Melsungen. Sie trainieren wie andere Fußballmannschaften auch. Die Regeln beim Spiel sind die selben; etwas ist allerdings anders: Die Spieler kicken mit nur einem Bein.

Einmal im Monat veranstaltet der "1. Amputierten Fußball Club" (AFC) einen Trainingslehrgang. Am Wochenende trafen sich 16 Sportler darunter auch drei Frauen aus ganz Deutschland im Melsunger Waldstadion. Andreas Heimbuch, sonst der Physiotherapeut der Mannschaft, brachte die Sportler im Training ganz schön aus der Puste.

Lothar Schacke, Erwin Arnold und Frank Niechiol haben den Verein nach britischem Vorbild ins Leben gerufen und die ersten Spieler angeworben. Mit fünf Mann fand 2008 das erste Training in Stuttgart statt. Mittlerweile besteht das Team aus 25 aktiven Spielern.

"Manche Spieler sind schon von Anfang an dabei", sagte Lars Wurst. Der 37-Jährige Spieler wohnt in Melsungen und hat das Training am Wochenende mitorganisiert. Zwischen 19 und 61 Jahre sind die Spieler alt, die sich so manch hartes Spiel lieferten.

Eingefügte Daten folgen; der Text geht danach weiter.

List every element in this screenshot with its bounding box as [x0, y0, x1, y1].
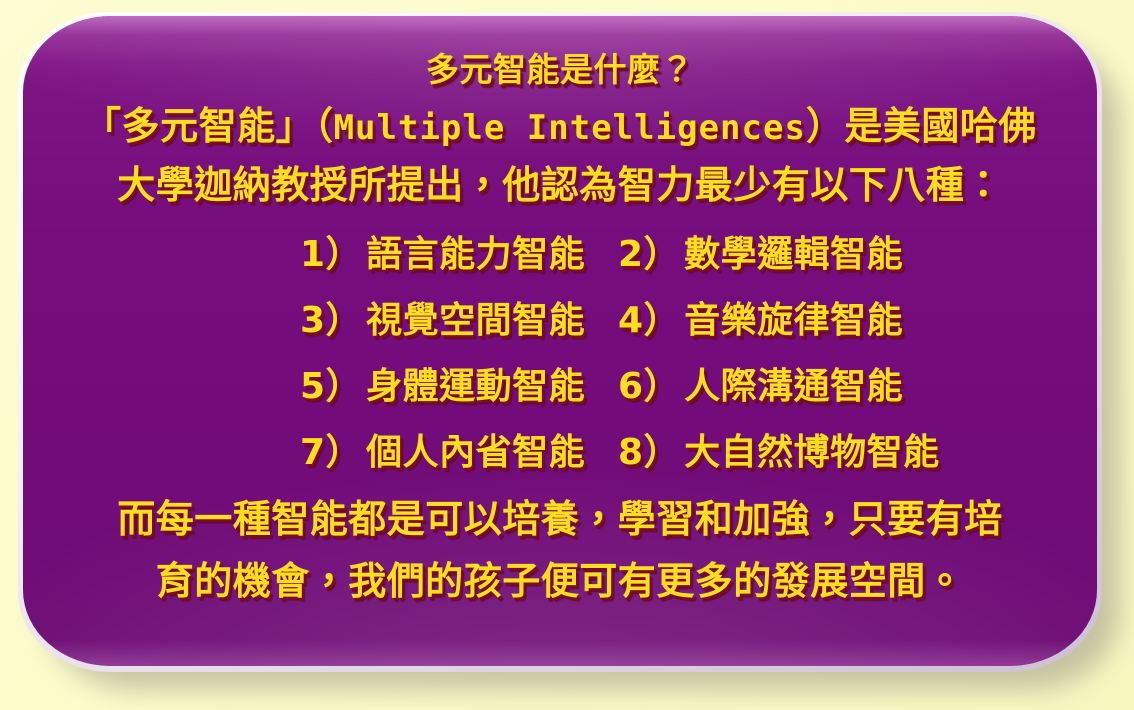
list-item-8: 8）大自然博物智能	[560, 419, 968, 485]
list-item-3: 3）視覺空間智能	[152, 287, 560, 353]
list-item-5: 5）身體運動智能	[152, 353, 560, 419]
purple-rounded-panel: 多元智能是什麼？ 「多元智能」（Multiple Intelligences）是…	[23, 16, 1097, 666]
list-item-5-label: 身體運動智能	[366, 365, 585, 406]
list-row: 3）視覺空間智能 4）音樂旋律智能	[51, 287, 1069, 353]
list-item-4: 4）音樂旋律智能	[560, 287, 968, 353]
intro-line-1-english: Multiple Intelligences	[334, 108, 806, 148]
list-item-8-label: 大自然博物智能	[684, 431, 940, 472]
list-item-7-label: 個人內省智能	[366, 431, 585, 472]
closing-line-1: 而每一種智能都是可以培養，學習和加強，只要有培	[51, 489, 1069, 551]
intro-line-1-suffix: ）是美國哈佛	[806, 106, 1037, 148]
list-row: 5）身體運動智能 6）人際溝通智能	[51, 353, 1069, 419]
list-item-8-number: 8）	[618, 432, 680, 473]
list-item-5-number: 5）	[300, 366, 362, 407]
list-item-7-number: 7）	[300, 432, 362, 473]
list-item-3-label: 視覺空間智能	[366, 299, 585, 340]
list-item-6-label: 人際溝通智能	[684, 365, 903, 406]
list-item-1: 1）語言能力智能	[152, 221, 560, 287]
list-item-4-label: 音樂旋律智能	[684, 299, 903, 340]
intro-line-1: 「多元智能」（Multiple Intelligences）是美國哈佛	[51, 98, 1069, 157]
list-item-3-number: 3）	[300, 300, 362, 341]
intelligence-list: 1）語言能力智能 2）數學邏輯智能 3）視覺空間智能 4）音樂旋律智能 5）身體…	[51, 221, 1069, 485]
list-item-1-number: 1）	[300, 234, 362, 275]
intro-line-1-prefix: 「多元智能」（	[83, 106, 334, 148]
list-item-4-number: 4）	[618, 300, 680, 341]
intro-line-2: 大學迦納教授所提出，他認為智力最少有以下八種：	[51, 157, 1069, 215]
slide-title: 多元智能是什麼？	[51, 50, 1069, 90]
list-item-2-number: 2）	[618, 234, 680, 275]
list-item-2-label: 數學邏輯智能	[684, 233, 903, 274]
list-row: 1）語言能力智能 2）數學邏輯智能	[51, 221, 1069, 287]
list-item-1-label: 語言能力智能	[366, 233, 585, 274]
list-item-2: 2）數學邏輯智能	[560, 221, 968, 287]
list-item-6: 6）人際溝通智能	[560, 353, 968, 419]
list-item-6-number: 6）	[618, 366, 680, 407]
list-row: 7）個人內省智能 8）大自然博物智能	[51, 419, 1069, 485]
list-item-7: 7）個人內省智能	[152, 419, 560, 485]
panel-content: 多元智能是什麼？ 「多元智能」（Multiple Intelligences）是…	[23, 16, 1097, 666]
slide-canvas: 多元智能是什麼？ 「多元智能」（Multiple Intelligences）是…	[0, 0, 1134, 710]
closing-line-2: 育的機會，我們的孩子便可有更多的發展空間。	[51, 551, 1069, 613]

"Oft geht es hier genauso hoch her, wie beim Spiel mit zwei Beinen", erklärte Lars Wurst. "Vielleicht manchmal mit etwas mehr schwarzem Humor", ergänzt Karlianny Maas.

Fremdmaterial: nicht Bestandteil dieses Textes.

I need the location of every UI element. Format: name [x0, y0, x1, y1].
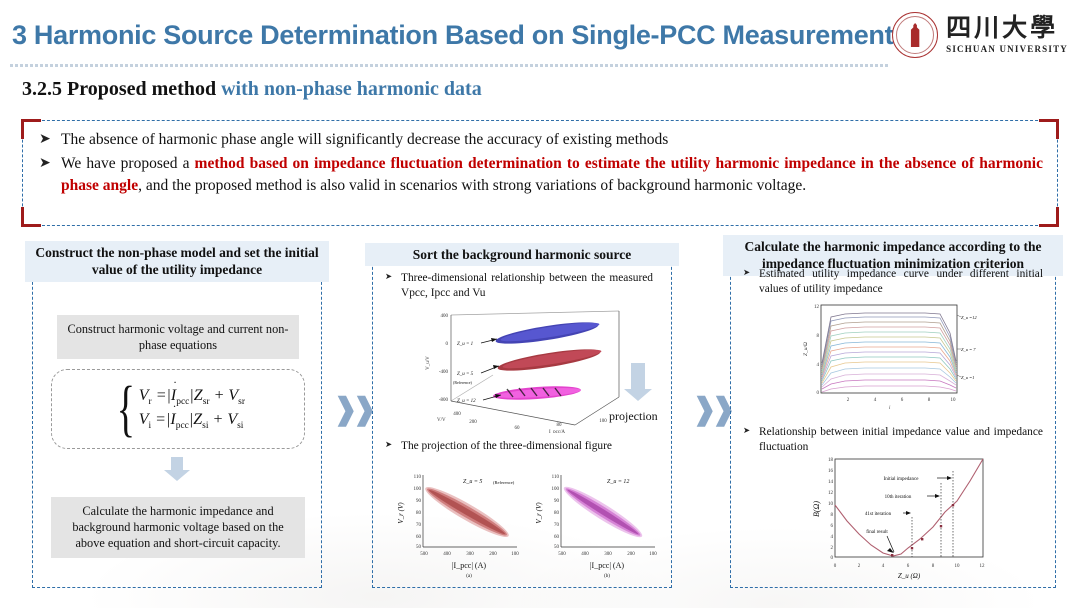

Bei einem Spiel stehen dann insgesamt sechs Feldspieler und ein Torwart mit nur einem Arm auf dem 60 mal 30 Meter großen Spielfeld und spielen zwei mal 20 Minuten. Während sich der Sport in anderen europäischen Ländern, wie Polen, Italien, Frankreich und Belgien bereits etabliert hat, ist er in Deutschland zum größten Teil noch unbekannt. "Das Ziel ist es, in ganz Deutschland lokale Teams aufzubauen und vor Ort Spieler zu gewinnen", sagt Lothar Schacke.

Im November zur WM

Auch am Wochenende waren drei Neulinge dabei. Unter ihnen Sladana Rankovic aus Vollmarshausen. Ein Freund ist bereits seit mehreren Jahren dabei und hat ihr schon vor längerer Zeit von dem Verein erzählt. Jetzt war sie neugierig und zum ersten Mal mit dabei. "Es ist ganz schön anstrengen", sagte die junge Frau, der das linke Bein fehlt. Im Alltag läuft sie mit einer Prothese und ist daher die anstrengenden Bewegungen mit den Krücken nicht gewohnt. Aber auch wenn sie noch nicht so schnell unterwegs ist, wie andere Spieler, trifft sie den Ball mit dem rechten Bein schon ziemlich gut.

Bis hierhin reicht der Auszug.